The purpose of this is twofold: to allow the driver to maintain steering control and to shorten braking distances (by allowing the driver to fully hit the brake without the fear for skidding or the loss of control; the system itself does not contain miracle wonder technology to improve the tire quality).
The German firm of Bosch had been developing anti-lock braking technology since the 1930s, but the first production cars using Bosch's electronic system became available in 1978. They first appeared in trucks and German limousines from Mercedes-Benz. ABS Systems were later introduced on motorcycles.
Anti-lock braking systems were first developed for aircraft. An early system was Dunlop's Maxaret system, introduced in the 1950s and still in use on some aircraft models. This was a fully mechanical system. It saw limited automobile use in the 1960s in the Ferguson P99 racing car, the Jensen FF and the experimental all wheel drive Ford Zodiac, but saw no further use; the system proved expensive and in automobile use somewhat unreliable. The first car (worldwide) to have ABS fitted as standard (across the entire range) was the Ford Granada Mk 3 (of 1985).
The anti-lock brake controller is also known as the CAB (Controller Anti-lock Brake).

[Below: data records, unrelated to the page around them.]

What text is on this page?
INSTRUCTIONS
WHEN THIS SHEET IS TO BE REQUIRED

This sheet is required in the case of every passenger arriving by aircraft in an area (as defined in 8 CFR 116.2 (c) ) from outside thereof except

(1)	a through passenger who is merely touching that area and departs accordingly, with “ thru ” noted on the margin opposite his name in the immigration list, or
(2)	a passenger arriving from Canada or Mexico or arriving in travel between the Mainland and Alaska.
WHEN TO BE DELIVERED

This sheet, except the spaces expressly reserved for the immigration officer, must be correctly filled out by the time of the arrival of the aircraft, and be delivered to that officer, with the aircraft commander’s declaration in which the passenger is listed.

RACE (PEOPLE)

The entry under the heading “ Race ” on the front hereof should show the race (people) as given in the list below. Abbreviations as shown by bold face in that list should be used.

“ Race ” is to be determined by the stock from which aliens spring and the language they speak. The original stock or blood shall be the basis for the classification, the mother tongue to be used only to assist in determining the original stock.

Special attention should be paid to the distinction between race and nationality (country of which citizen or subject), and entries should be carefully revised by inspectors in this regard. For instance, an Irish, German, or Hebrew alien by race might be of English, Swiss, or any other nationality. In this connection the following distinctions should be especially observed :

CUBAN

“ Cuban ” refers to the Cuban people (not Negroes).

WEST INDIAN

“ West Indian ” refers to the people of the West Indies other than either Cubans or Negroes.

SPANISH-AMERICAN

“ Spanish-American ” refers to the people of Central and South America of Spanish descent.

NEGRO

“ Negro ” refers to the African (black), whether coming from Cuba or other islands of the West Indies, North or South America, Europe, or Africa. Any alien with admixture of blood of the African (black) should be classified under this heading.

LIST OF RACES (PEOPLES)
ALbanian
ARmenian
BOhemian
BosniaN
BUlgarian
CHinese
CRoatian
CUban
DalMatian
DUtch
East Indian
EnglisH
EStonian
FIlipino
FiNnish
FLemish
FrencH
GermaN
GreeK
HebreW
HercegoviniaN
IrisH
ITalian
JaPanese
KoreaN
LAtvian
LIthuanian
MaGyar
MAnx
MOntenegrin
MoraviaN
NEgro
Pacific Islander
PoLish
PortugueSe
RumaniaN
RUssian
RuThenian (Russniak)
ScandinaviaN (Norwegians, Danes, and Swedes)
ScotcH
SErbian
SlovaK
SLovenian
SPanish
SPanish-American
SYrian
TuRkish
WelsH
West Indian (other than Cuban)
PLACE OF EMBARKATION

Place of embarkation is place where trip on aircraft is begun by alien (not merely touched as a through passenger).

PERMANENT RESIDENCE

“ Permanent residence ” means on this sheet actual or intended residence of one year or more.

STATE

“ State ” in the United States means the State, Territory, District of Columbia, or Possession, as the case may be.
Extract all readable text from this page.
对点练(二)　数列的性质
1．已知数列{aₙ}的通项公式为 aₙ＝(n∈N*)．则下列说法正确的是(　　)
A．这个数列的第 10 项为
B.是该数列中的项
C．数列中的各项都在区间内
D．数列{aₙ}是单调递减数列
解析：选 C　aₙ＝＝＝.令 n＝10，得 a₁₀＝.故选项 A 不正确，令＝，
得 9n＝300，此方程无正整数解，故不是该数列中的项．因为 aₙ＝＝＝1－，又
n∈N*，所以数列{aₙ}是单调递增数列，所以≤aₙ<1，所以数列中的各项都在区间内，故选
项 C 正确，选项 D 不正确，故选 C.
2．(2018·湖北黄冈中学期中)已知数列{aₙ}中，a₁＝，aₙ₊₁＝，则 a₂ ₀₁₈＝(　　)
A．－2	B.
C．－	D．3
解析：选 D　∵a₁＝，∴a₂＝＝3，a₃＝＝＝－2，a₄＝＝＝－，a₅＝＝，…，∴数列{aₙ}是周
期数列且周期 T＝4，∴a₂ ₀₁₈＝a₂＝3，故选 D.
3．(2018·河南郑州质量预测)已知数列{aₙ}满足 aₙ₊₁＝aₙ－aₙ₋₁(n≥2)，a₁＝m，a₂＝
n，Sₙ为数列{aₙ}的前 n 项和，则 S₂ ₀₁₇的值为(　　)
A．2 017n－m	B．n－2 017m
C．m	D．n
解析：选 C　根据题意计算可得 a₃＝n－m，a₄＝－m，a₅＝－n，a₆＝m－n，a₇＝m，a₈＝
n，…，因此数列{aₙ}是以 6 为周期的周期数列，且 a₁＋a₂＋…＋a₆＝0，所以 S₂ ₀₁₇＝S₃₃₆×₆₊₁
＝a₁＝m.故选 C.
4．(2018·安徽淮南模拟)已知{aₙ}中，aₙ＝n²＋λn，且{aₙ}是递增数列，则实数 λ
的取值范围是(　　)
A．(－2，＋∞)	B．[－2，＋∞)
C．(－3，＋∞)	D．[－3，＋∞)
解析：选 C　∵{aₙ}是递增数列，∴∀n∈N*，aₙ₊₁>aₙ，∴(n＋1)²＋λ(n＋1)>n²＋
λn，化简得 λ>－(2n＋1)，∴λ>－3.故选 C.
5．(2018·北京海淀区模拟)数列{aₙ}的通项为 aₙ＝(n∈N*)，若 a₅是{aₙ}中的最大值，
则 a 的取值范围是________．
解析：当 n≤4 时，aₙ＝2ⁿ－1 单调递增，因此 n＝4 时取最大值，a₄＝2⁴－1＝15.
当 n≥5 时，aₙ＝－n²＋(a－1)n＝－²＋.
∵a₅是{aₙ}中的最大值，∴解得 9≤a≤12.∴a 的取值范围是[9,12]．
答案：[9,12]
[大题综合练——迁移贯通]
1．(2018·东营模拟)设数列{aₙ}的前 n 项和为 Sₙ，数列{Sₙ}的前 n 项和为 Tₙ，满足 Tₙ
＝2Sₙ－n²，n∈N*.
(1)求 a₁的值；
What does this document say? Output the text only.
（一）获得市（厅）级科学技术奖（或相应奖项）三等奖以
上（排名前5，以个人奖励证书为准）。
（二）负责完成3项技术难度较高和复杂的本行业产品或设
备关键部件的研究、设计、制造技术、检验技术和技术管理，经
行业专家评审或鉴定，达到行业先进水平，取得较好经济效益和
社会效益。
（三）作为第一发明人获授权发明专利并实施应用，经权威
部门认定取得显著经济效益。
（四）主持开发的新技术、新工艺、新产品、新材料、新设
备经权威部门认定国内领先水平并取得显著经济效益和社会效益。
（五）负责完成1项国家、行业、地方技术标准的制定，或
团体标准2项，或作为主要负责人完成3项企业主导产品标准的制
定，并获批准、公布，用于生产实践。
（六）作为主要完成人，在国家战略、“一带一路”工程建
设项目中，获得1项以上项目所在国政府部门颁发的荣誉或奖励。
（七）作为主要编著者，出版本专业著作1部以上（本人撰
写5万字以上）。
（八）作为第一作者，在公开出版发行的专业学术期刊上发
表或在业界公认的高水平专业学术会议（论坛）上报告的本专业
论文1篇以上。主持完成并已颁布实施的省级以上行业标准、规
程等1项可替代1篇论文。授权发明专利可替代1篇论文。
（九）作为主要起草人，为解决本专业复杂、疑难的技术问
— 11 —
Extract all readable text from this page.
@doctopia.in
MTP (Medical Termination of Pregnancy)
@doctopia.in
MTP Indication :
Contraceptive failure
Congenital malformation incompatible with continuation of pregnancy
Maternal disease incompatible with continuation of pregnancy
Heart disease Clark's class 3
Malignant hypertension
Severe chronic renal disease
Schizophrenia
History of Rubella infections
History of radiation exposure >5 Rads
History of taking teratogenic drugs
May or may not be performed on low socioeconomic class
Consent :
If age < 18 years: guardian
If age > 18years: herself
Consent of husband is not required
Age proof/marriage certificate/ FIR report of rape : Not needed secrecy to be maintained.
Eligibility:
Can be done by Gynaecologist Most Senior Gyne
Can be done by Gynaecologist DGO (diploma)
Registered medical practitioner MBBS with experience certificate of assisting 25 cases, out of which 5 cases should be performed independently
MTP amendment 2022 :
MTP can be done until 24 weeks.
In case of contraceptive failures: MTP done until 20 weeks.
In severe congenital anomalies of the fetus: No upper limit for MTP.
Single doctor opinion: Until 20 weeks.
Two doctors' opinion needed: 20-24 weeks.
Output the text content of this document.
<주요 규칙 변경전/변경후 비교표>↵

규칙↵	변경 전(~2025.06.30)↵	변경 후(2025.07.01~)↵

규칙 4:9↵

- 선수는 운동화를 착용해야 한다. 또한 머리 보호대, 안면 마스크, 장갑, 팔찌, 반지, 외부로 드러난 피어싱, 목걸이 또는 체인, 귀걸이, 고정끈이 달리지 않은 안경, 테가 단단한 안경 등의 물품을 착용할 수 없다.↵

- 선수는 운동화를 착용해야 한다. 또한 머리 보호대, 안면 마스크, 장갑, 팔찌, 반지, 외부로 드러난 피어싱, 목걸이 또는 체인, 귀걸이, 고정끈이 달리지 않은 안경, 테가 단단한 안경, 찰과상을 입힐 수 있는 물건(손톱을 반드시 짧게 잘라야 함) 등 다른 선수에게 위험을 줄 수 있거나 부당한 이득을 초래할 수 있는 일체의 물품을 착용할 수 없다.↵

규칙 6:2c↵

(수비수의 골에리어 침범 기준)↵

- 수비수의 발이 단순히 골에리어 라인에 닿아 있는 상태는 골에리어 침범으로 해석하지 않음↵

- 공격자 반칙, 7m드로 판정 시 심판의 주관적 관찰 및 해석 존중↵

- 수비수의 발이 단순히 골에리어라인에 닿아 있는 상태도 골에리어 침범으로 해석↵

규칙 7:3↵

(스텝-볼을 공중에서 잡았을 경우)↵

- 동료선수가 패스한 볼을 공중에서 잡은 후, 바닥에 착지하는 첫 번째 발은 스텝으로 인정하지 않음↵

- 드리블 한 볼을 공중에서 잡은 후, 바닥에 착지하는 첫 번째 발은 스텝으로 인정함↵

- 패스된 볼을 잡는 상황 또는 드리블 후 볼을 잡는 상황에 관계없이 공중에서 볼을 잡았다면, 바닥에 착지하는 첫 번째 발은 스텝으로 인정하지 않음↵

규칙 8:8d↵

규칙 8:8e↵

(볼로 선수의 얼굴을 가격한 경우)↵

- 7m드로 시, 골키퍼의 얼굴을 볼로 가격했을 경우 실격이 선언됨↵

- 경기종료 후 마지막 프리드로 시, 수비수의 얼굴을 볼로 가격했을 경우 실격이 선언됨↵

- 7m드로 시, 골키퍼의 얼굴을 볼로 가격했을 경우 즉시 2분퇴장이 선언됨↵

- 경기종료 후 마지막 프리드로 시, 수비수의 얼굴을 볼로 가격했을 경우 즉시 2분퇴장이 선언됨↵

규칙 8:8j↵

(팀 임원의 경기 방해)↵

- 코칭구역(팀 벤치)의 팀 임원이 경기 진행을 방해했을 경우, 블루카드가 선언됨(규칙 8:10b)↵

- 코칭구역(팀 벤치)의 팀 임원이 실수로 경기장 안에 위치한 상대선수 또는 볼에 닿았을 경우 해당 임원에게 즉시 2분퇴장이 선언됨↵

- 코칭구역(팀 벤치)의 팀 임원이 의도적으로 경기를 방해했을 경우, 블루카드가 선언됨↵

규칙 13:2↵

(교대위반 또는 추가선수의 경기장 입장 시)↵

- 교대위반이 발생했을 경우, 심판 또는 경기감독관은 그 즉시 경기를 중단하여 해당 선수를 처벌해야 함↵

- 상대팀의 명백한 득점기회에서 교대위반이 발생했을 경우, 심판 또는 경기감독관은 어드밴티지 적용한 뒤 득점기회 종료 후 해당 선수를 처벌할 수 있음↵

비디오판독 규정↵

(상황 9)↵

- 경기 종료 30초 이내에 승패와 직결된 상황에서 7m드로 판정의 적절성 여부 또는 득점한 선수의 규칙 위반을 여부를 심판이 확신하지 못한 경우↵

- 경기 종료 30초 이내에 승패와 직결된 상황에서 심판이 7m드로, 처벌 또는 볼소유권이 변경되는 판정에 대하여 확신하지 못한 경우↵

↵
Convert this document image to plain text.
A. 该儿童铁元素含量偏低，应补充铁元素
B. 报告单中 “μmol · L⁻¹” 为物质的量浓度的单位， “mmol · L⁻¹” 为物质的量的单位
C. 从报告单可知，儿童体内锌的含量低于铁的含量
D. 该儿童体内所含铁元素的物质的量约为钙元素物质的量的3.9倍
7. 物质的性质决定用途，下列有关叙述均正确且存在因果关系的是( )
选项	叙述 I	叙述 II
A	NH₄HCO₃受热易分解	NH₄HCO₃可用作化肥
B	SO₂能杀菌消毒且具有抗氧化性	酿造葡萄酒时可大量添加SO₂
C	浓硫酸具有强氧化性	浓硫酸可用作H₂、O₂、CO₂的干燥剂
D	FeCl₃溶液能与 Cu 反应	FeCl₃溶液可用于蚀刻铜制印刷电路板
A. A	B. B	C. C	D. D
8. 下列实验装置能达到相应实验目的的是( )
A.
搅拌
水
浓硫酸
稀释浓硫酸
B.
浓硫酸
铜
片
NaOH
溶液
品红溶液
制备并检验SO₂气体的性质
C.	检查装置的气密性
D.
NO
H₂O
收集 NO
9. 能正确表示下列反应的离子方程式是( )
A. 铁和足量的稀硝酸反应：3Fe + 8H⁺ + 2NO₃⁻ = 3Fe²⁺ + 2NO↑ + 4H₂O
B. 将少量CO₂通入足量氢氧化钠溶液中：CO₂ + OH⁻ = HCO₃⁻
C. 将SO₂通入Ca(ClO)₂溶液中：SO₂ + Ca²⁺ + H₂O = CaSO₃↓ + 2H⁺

A typical ABS is composed of a central electronic unit, four speed sensors (one for each wheel), and two or more hydraulic valves on the brake circuit. The electronic unit constantly monitors the rotation speed of each wheel. When it senses that any number of wheels are rotating considerably slower than the others (a condition that will bring it to lock1) it moves the valves to decrease the pressure on the braking circuit, effectively reducing the braking force on that wheel and causing a characteristic pulsing feel through the brake pedal.